While she might cast her family and other Aboriginal figures as legends, martyrs and saints, Dowling does so in such an explicit fashion that she is the first to acknowledge that any history, even her own revised history, has its prejudices. As Melbin and the I object series (a reappropriation of 'ethnographic' photographs) suggest, conventional documentation is as unreliable as memory and folklore. However, it is a fairly basic postmodern statement to express suspicion about any singular claim to authenticity and it always begs the question what, apart from nihilism, do you propose instead? In Dowling's case, her portraits rescue her family and cultural heritage from ageing photographs and the confines of official history, giving them a fantastic emancipation in the minds of those who both remember and imagine them.

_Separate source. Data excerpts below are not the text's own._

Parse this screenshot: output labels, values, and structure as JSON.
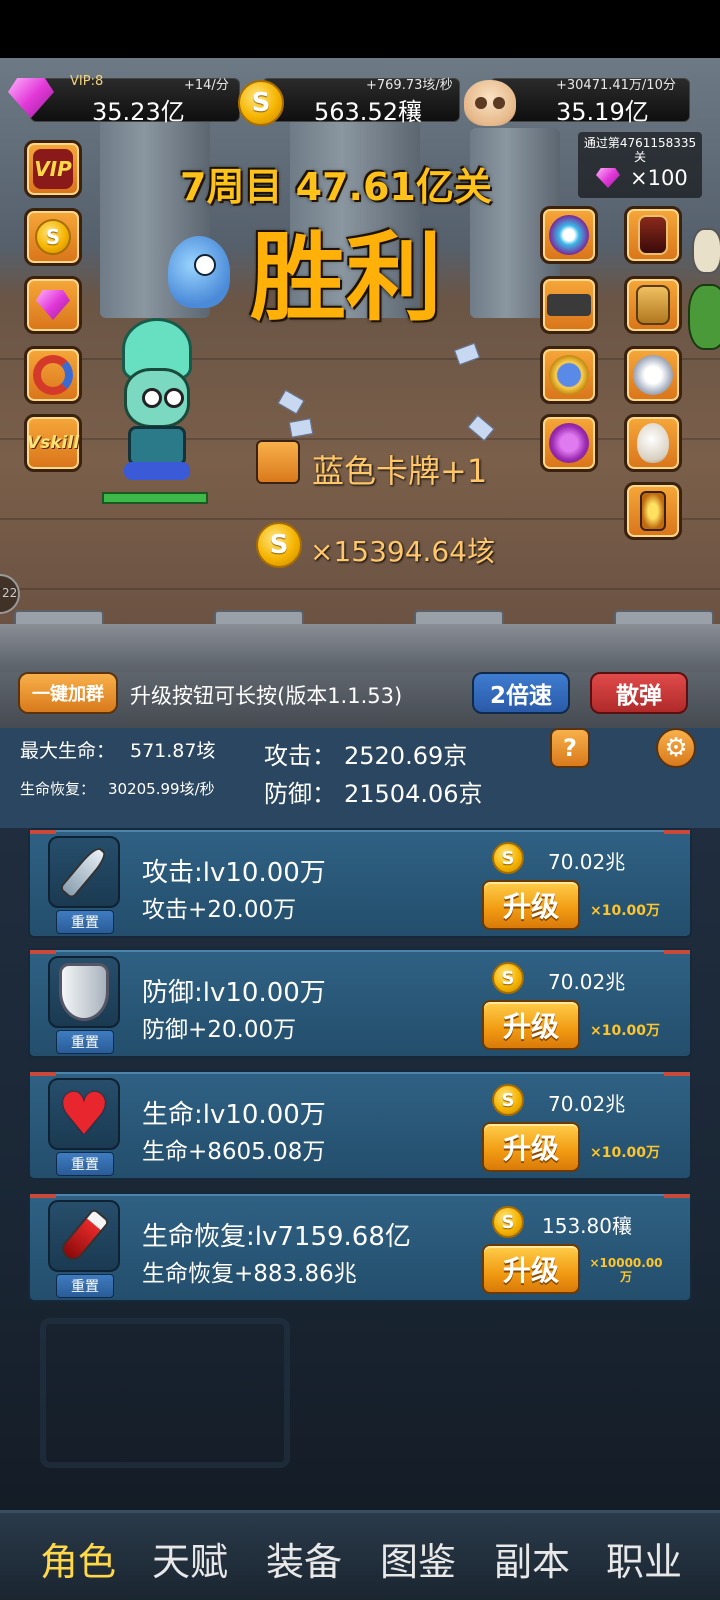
{
  "resources": {
    "vip": "VIP:8",
    "gem_rate": "+14/分",
    "gem_value": "35.23亿",
    "coin_rate": "+769.73垓/秒",
    "coin_value": "563.52穰",
    "skull_rate": "+30471.41万/10分",
    "skull_value": "35.19亿"
  },
  "stage": {
    "title": "7周目 47.61亿关",
    "result": "胜利",
    "pass_text": "通过第4761158335关",
    "pass_reward": "×100"
  },
  "left_buttons": [
    {
      "name": "vip-button",
      "label": "VIP"
    },
    {
      "name": "coin-shop-button",
      "label": "S"
    },
    {
      "name": "gem-shop-button",
      "label": ""
    },
    {
      "name": "magnet-button",
      "label": ""
    },
    {
      "name": "vskill-button",
      "label": "Vskill"
    }
  ],
  "drops": {
    "card_text": "蓝色卡牌+1",
    "coin_text": "×15394.64垓",
    "side_badge": "22"
  },
  "strip": {
    "join_group": "一键加群",
    "hint": "升级按钮可长按(版本1.1.53)",
    "speed": "2倍速",
    "scatter": "散弹"
  },
  "stats": {
    "max_hp_label": "最大生命：",
    "max_hp": "571.87垓",
    "regen_label": "生命恢复：",
    "regen": "30205.99垓/秒",
    "attack_label": "攻击：",
    "attack": "2520.69京",
    "defense_label": "防御：",
    "defense": "21504.06京",
    "help": "?"
  },
  "upgrades": [
    {
      "level": "攻击:lv10.00万",
      "effect": "攻击+20.00万",
      "cost": "70.02兆",
      "button": "升级",
      "multiplier": "×10.00万",
      "reset": "重置"
    },
    {
      "level": "防御:lv10.00万",
      "effect": "防御+20.00万",
      "cost": "70.02兆",
      "button": "升级",
      "multiplier": "×10.00万",
      "reset": "重置"
    },
    {
      "level": "生命:lv10.00万",
      "effect": "生命+8605.08万",
      "cost": "70.02兆",
      "button": "升级",
      "multiplier": "×10.00万",
      "reset": "重置"
    },
    {
      "level": "生命恢复:lv7159.68亿",
      "effect": "生命恢复+883.86兆",
      "cost": "153.80穰",
      "button": "升级",
      "multiplier": "×10000.00万",
      "reset": "重置"
    }
  ],
  "nav": [
    "角色",
    "天赋",
    "装备",
    "图鉴",
    "副本",
    "职业"
  ],
  "colors": {
    "accent": "#ffc21a",
    "panel": "#2a4660",
    "button": "#f19a12"
  }
}
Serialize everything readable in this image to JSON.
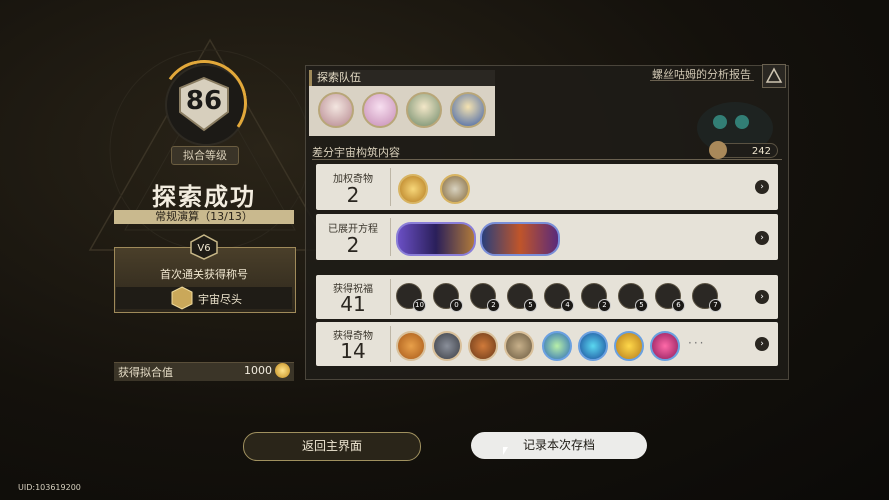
{
  "level": {
    "value": "86",
    "label": "拟合等级"
  },
  "result": {
    "title": "探索成功",
    "mode": "常规演算（13/13）",
    "badge": "V6"
  },
  "first_clear": {
    "title": "首次通关获得称号",
    "reward": "宇宙尽头"
  },
  "points": {
    "label": "获得拟合值",
    "value": "1000"
  },
  "team": {
    "label": "探索队伍",
    "members": [
      "character-1",
      "character-2",
      "character-3",
      "character-4"
    ]
  },
  "report": {
    "label": "螺丝咕姆的分析报告"
  },
  "construct": {
    "label": "差分宇宙构筑内容",
    "count": "242"
  },
  "rows": {
    "weighted_curios": {
      "label": "加权奇物",
      "count": "2"
    },
    "equations": {
      "label": "已展开方程",
      "count": "2"
    },
    "blessings": {
      "label": "获得祝福",
      "count": "41",
      "items": [
        {
          "icon": "blessing-preservation-icon",
          "count": "10"
        },
        {
          "icon": "blessing-remembrance-icon",
          "count": "0"
        },
        {
          "icon": "blessing-nihility-icon",
          "count": "2"
        },
        {
          "icon": "blessing-abundance-icon",
          "count": "5"
        },
        {
          "icon": "blessing-hunt-icon",
          "count": "4"
        },
        {
          "icon": "blessing-destruction-icon",
          "count": "2"
        },
        {
          "icon": "blessing-elation-icon",
          "count": "5"
        },
        {
          "icon": "blessing-propagation-icon",
          "count": "6"
        },
        {
          "icon": "blessing-erudition-icon",
          "count": "7"
        }
      ]
    },
    "curios": {
      "label": "获得奇物",
      "count": "14",
      "more": "···"
    }
  },
  "buttons": {
    "back": "返回主界面",
    "save": "记录本次存档"
  },
  "uid": "UID:103619200",
  "colors": {
    "accent": "#e2a83a",
    "gold": "#9f8a5a",
    "row_bg": "#e6e2d8"
  }
}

Referencing Billie Holiday's rendition of the song Strange Fruit, curator Jeanette Hoorn positions Dowling in a larger context of psychoanalytic theories to do with witnessing, testimony and the trauma of racism. It's also worth mentioning Brenda Croft's 1994 exhibition and photographic series, both titled Strange Fruit, which evoked the notion of sectioning people along racial lines and the struggles to fit into this stratification. This notion seems to surface in Dowling's many self-portraits and family portraits, and also in narrative paintings like Bloodlines (2003) where the outcast children of mixed-race parents have been relegated to mere workers. By linking Dowling's own history to national and global considerations of persecution and racism, the exhibition is a potent reminder that the personal is irrevocably, irresistibly political.